Inguinal hernias in preterm infants are especially common. The incidence is reported to be as high as 20%.

Repair can wait until babies have left NICU

The authors concluded that there was moderate-quality evidence supporting deferring hernia repair until after discharge from the neonatal intensive care unit because this may reduce the risk of respiratory problems without increasing risk of incarceration or another operation.

But Dr. Gosain noted that the authors left the door open for data from a study that recently finished enrolling patients. That trial (Dr. Gosain is a site investigator) is expected to help determine whether an early- or late-term approach is best in preterm infants.

“There are pluses and minuses that we and the neonatologists and the anesthesiologists recognize,” he said.
 

Laparoscopic approach as good, sometimes better

Dr. Gosain also said he was glad to see the authors addressed the merits of the laparoscopic approach and when it is preferred.

The authors noted that a laparoscopic approach is increasingly popular – rates have grown fivefold between 2009 and 2018 – and they found it is “at least as effective as, if not better than,” the current preferred method, traditional open high ligation of the hernia sac.

Laparoscopy also appears to be a feasible option in managing recurrent hernias.

Dr. Gosain said that, when the laparoscopic approach was developed, there was concern that it would lead to higher recurrence of the hernias. “That concern has diminished over time,” he added. The paper helps give surgeons and pediatricians peace of mind that this is a safe approach.
 

Who should perform the surgeries?

The authors concluded that, ideally, pediatric surgical specialists, pediatric urologists, or general surgeons with a significant yearly case volume should perform the surgeries.

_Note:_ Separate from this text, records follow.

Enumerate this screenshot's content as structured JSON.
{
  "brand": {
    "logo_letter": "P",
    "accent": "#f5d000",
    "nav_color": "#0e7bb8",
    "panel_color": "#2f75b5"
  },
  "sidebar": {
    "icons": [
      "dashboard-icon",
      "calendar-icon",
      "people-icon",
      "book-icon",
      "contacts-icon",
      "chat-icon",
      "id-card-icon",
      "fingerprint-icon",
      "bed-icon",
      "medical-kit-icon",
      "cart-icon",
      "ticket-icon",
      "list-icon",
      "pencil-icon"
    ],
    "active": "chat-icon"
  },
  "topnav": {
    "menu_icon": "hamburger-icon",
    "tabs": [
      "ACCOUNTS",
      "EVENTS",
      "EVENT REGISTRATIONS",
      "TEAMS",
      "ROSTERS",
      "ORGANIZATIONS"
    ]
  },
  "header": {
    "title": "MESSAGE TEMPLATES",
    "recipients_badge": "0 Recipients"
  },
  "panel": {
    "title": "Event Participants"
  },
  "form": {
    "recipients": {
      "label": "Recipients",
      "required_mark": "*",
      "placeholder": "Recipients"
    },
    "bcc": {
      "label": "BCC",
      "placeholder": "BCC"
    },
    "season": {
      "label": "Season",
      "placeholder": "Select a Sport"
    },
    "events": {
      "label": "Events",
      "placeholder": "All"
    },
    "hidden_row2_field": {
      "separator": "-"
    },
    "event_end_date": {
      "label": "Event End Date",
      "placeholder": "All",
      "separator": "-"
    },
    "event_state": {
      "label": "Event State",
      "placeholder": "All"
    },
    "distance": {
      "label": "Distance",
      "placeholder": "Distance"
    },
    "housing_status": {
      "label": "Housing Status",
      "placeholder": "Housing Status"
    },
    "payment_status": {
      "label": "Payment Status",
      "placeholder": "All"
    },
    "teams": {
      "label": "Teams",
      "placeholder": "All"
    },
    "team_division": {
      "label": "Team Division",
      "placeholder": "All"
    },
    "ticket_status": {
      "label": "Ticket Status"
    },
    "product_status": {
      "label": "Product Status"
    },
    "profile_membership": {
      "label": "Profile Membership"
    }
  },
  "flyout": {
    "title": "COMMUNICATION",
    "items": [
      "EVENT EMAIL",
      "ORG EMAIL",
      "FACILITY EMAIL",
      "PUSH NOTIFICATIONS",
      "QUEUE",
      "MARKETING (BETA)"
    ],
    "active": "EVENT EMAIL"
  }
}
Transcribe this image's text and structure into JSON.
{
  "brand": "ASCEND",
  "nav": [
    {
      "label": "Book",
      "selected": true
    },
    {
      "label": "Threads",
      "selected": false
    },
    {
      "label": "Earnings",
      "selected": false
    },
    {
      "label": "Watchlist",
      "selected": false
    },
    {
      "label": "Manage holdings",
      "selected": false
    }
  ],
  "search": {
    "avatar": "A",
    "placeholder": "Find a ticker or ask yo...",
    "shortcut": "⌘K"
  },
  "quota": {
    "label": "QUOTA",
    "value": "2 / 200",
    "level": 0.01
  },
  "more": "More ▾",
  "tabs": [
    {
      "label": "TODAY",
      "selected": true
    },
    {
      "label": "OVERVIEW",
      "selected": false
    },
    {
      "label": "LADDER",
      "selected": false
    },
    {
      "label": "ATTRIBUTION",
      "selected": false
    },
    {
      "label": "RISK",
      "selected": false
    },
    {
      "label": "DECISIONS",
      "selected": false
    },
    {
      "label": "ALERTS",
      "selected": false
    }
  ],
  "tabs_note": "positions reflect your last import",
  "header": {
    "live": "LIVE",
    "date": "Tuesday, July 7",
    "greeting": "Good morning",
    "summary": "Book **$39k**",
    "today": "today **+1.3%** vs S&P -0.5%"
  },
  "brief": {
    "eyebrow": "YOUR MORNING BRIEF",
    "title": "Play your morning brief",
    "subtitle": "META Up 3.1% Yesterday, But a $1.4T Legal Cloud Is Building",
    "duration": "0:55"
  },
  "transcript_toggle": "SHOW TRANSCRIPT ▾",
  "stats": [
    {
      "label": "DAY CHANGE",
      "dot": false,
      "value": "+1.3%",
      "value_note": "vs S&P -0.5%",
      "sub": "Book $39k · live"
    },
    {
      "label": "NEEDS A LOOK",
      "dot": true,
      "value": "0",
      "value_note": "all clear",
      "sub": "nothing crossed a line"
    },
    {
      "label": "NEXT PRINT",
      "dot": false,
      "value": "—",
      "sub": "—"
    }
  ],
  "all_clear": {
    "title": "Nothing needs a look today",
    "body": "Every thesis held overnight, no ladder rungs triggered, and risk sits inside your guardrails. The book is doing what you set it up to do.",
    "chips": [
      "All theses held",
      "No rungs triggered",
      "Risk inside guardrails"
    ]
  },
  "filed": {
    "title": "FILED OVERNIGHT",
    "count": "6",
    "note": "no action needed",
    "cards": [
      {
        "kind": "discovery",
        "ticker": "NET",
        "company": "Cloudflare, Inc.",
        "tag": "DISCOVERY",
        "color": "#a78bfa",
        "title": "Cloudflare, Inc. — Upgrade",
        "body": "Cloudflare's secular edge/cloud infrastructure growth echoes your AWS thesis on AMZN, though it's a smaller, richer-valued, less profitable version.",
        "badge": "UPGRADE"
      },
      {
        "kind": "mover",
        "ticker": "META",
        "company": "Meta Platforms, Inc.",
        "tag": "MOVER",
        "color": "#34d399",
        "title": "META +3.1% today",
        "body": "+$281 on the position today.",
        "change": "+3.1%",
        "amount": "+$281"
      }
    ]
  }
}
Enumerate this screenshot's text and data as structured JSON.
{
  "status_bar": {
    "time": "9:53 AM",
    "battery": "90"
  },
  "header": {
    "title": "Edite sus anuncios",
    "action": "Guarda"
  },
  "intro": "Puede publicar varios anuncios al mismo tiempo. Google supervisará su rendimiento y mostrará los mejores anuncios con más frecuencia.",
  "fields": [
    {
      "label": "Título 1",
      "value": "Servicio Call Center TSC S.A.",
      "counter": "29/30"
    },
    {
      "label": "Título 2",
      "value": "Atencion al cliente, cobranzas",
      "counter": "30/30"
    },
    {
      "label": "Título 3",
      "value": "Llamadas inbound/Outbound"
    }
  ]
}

They found a significant inverse relationship between recurrence rates and general surgeon case volume: general surgeons who completed fewer than 10 pediatric inguinal hernias per year had the highest recurrence rates and the highest-volume general surgeons had recurrence rates similar to pediatric surgical specialists.

Pediatric surgical specialists trained in fellowships had the lowest rate of hernia recurrences.

Dr. Gosain said he was glad the authors pointed out that both the surgeon and the anesthesiologist ideally should have that specialty training.
 

No evidence that anesthetic exposure affects neurodevelopment

The researchers found no conclusive evidence that otherwise-healthy children’s exposure to a single relatively short duration of anesthetic adds any significant risk to neurodevelopment or academic performance, or increases risk of ADHD or autism spectrum disorder.

Contralateral exploration with unilateral hernia

Providers continue to debate contralateral exploration among patients with unilateral inguinal hernia. Proponents of exploration cite a 10%-15% rate of developing of a hernia at a later time. Therefore, routine exploration and, if identified, ligation of a patent processus vaginalis (PPV) may avoid a subsequent anesthetic.

Opponents counter that not all PPVs will become clinically significant inguinal hernias, and doing routine exploration exposes the patient to potentially unnecessary complications.

The authors wrote: “In the absence of strong data for or against repair of incidentally discovered contralateral PPV, family values related to the risks and benefits of each approach from a nuanced preoperative discussion should be considered.”

Dr. Gosain said that, with all of the guidance points, “you need to have a true conversation between the surgeon and the parents with pluses and minuses of the different approaches because one is not necessarily absolutely better than the other.”

The authors and Dr. Gosain declare no relevant financial relationships.